On the way home from school this afternoon, D.D. noticed that a street sign at the end of our block was lying across the top of a utility box instead of its usual place on the pole. She blamed some nameless, reckless teenagers: “Stupid teenagers are very crafty.” I can’t wait to see what she says about them when she is one.

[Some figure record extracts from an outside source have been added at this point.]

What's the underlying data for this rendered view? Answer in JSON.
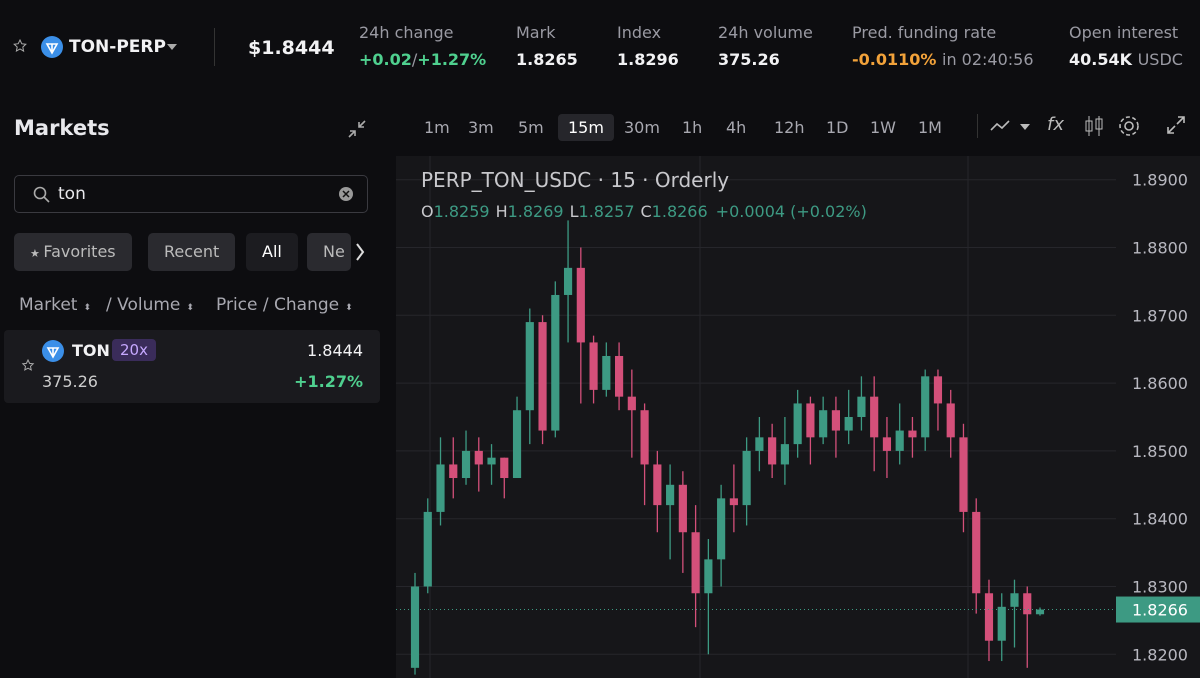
{
  "header": {
    "symbol": "TON-PERP",
    "price": "$1.8444",
    "stats": [
      {
        "label": "24h change",
        "value": "+0.02",
        "sep": "/",
        "extra": "+1.27%"
      },
      {
        "label": "Mark",
        "value": "1.8265"
      },
      {
        "label": "Index",
        "value": "1.8296"
      },
      {
        "label": "24h volume",
        "value": "375.26"
      },
      {
        "label": "Pred. funding rate",
        "value": "-0.0110%",
        "extra": "in 02:40:56"
      },
      {
        "label": "Open interest",
        "value": "40.54K",
        "extra": "USDC"
      }
    ]
  },
  "markets": {
    "title": "Markets",
    "search": "ton",
    "tabs": [
      "Favorites",
      "Recent",
      "All",
      "Ne"
    ],
    "columns": [
      "Market",
      "/ Volume",
      "Price / Change"
    ],
    "rows": [
      {
        "symbol": "TON",
        "leverage": "20x",
        "price": "1.8444",
        "volume": "375.26",
        "change": "+1.27%"
      }
    ]
  },
  "toolbar": {
    "intervals": [
      "1m",
      "3m",
      "5m",
      "15m",
      "30m",
      "1h",
      "4h",
      "12h",
      "1D",
      "1W",
      "1M"
    ],
    "active": "15m",
    "fx": "fx"
  },
  "chart_data": {
    "type": "candlestick",
    "title": "PERP_TON_USDC · 15 · Orderly",
    "legend": {
      "O": "1.8259",
      "H": "1.8269",
      "L": "1.8257",
      "C": "1.8266",
      "change": "+0.0004 (+0.02%)"
    },
    "up_color": "#3d9a83",
    "down_color": "#d4507a",
    "ylim": [
      1.8165,
      1.8935
    ],
    "yticks": [
      {
        "value": 1.82,
        "label": "1.8200"
      },
      {
        "value": 1.83,
        "label": "1.8300"
      },
      {
        "value": 1.84,
        "label": "1.8400"
      },
      {
        "value": 1.85,
        "label": "1.8500"
      },
      {
        "value": 1.86,
        "label": "1.8600"
      },
      {
        "value": 1.87,
        "label": "1.8700"
      },
      {
        "value": 1.88,
        "label": "1.8800"
      },
      {
        "value": 1.89,
        "label": "1.8900"
      }
    ],
    "last": {
      "value": 1.8266,
      "label": "1.8266"
    },
    "candles": [
      {
        "o": 1.818,
        "h": 1.832,
        "l": 1.817,
        "c": 1.83
      },
      {
        "o": 1.83,
        "h": 1.843,
        "l": 1.829,
        "c": 1.841
      },
      {
        "o": 1.841,
        "h": 1.852,
        "l": 1.839,
        "c": 1.848
      },
      {
        "o": 1.848,
        "h": 1.852,
        "l": 1.843,
        "c": 1.846
      },
      {
        "o": 1.846,
        "h": 1.853,
        "l": 1.845,
        "c": 1.85
      },
      {
        "o": 1.85,
        "h": 1.852,
        "l": 1.844,
        "c": 1.848
      },
      {
        "o": 1.848,
        "h": 1.851,
        "l": 1.845,
        "c": 1.849
      },
      {
        "o": 1.849,
        "h": 1.849,
        "l": 1.843,
        "c": 1.846
      },
      {
        "o": 1.846,
        "h": 1.858,
        "l": 1.846,
        "c": 1.856
      },
      {
        "o": 1.856,
        "h": 1.871,
        "l": 1.851,
        "c": 1.869
      },
      {
        "o": 1.869,
        "h": 1.87,
        "l": 1.851,
        "c": 1.853
      },
      {
        "o": 1.853,
        "h": 1.875,
        "l": 1.852,
        "c": 1.873
      },
      {
        "o": 1.873,
        "h": 1.884,
        "l": 1.866,
        "c": 1.877
      },
      {
        "o": 1.877,
        "h": 1.88,
        "l": 1.857,
        "c": 1.866
      },
      {
        "o": 1.866,
        "h": 1.867,
        "l": 1.857,
        "c": 1.859
      },
      {
        "o": 1.859,
        "h": 1.866,
        "l": 1.858,
        "c": 1.864
      },
      {
        "o": 1.864,
        "h": 1.866,
        "l": 1.856,
        "c": 1.858
      },
      {
        "o": 1.858,
        "h": 1.862,
        "l": 1.849,
        "c": 1.856
      },
      {
        "o": 1.856,
        "h": 1.857,
        "l": 1.842,
        "c": 1.848
      },
      {
        "o": 1.848,
        "h": 1.85,
        "l": 1.838,
        "c": 1.842
      },
      {
        "o": 1.842,
        "h": 1.848,
        "l": 1.834,
        "c": 1.845
      },
      {
        "o": 1.845,
        "h": 1.847,
        "l": 1.832,
        "c": 1.838
      },
      {
        "o": 1.838,
        "h": 1.842,
        "l": 1.824,
        "c": 1.829
      },
      {
        "o": 1.829,
        "h": 1.837,
        "l": 1.82,
        "c": 1.834
      },
      {
        "o": 1.834,
        "h": 1.845,
        "l": 1.83,
        "c": 1.843
      },
      {
        "o": 1.843,
        "h": 1.848,
        "l": 1.838,
        "c": 1.842
      },
      {
        "o": 1.842,
        "h": 1.852,
        "l": 1.839,
        "c": 1.85
      },
      {
        "o": 1.85,
        "h": 1.855,
        "l": 1.847,
        "c": 1.852
      },
      {
        "o": 1.852,
        "h": 1.854,
        "l": 1.846,
        "c": 1.848
      },
      {
        "o": 1.848,
        "h": 1.855,
        "l": 1.845,
        "c": 1.851
      },
      {
        "o": 1.851,
        "h": 1.859,
        "l": 1.849,
        "c": 1.857
      },
      {
        "o": 1.857,
        "h": 1.858,
        "l": 1.848,
        "c": 1.852
      },
      {
        "o": 1.852,
        "h": 1.858,
        "l": 1.851,
        "c": 1.856
      },
      {
        "o": 1.856,
        "h": 1.858,
        "l": 1.849,
        "c": 1.853
      },
      {
        "o": 1.853,
        "h": 1.859,
        "l": 1.851,
        "c": 1.855
      },
      {
        "o": 1.855,
        "h": 1.861,
        "l": 1.853,
        "c": 1.858
      },
      {
        "o": 1.858,
        "h": 1.861,
        "l": 1.847,
        "c": 1.852
      },
      {
        "o": 1.852,
        "h": 1.855,
        "l": 1.846,
        "c": 1.85
      },
      {
        "o": 1.85,
        "h": 1.857,
        "l": 1.848,
        "c": 1.853
      },
      {
        "o": 1.853,
        "h": 1.855,
        "l": 1.849,
        "c": 1.852
      },
      {
        "o": 1.852,
        "h": 1.862,
        "l": 1.85,
        "c": 1.861
      },
      {
        "o": 1.861,
        "h": 1.862,
        "l": 1.853,
        "c": 1.857
      },
      {
        "o": 1.857,
        "h": 1.859,
        "l": 1.849,
        "c": 1.852
      },
      {
        "o": 1.852,
        "h": 1.854,
        "l": 1.838,
        "c": 1.841
      },
      {
        "o": 1.841,
        "h": 1.843,
        "l": 1.826,
        "c": 1.829
      },
      {
        "o": 1.829,
        "h": 1.831,
        "l": 1.819,
        "c": 1.822
      },
      {
        "o": 1.822,
        "h": 1.829,
        "l": 1.819,
        "c": 1.827
      },
      {
        "o": 1.827,
        "h": 1.831,
        "l": 1.821,
        "c": 1.829
      },
      {
        "o": 1.829,
        "h": 1.83,
        "l": 1.818,
        "c": 1.8259
      },
      {
        "o": 1.8259,
        "h": 1.8269,
        "l": 1.8257,
        "c": 1.8266
      }
    ]
  }
}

When we got to the front door, she was telling me, “Last night, when I was terrorizing the squeaker [out of the Taboo Junior game], I was trying to get my Wut [anger] out.” She then went on to describe how she smashed it against the door to her room, stepped on its head, and even bit it a little. Between the crying and the carrying on, she managed to give herself a pretty bad headache. All this because we fussed at her for changing the tv channel without asking first. It’s a bad habit she has, and this time L.H. was taping something.

Monday, October 03, 2005

Now is the Time on Blogger When We Writhe in Self-Embarrassment

I have this handy way of learning something so that I NEVER, EVER forget it. It is called mortification. For instance, my high school boyfriend corrected me that it is “PRE-rogative.” (Stupid Bobby Brown.) We were both being asses about it, but that crow, it was bitter to eat, let me tell you.

As I spend more time on the Internet, I find that I mortify myself more and more frequently. That is only natural in a medium where words are all you have to present yourself. When I am not careful how I phrase something, or I try to be cute or flip, it invariably comes back to bite me in the ass. In the most recent case (in the comments of a blog I follow), I tried to go back and briefly but politely restate what I said, but I know it probably came off as being defensive. So now I have basically messed it up for myself to “hang around with the cool kids,” so to speak.

Fortunately, I have this little blog in which to do my penance. Consider this my dose of self-mortification.

Not Clear on the Concept

Lovely Husband was in a self-affirming mood yesterday. “I have lots of hobbies: I play guitar; I brew mead; I carve wood...”

“You’re a Viking,” Darling Daughter helpfully supplied.

We had to explain that being a Viking is more a way of life than a hobby.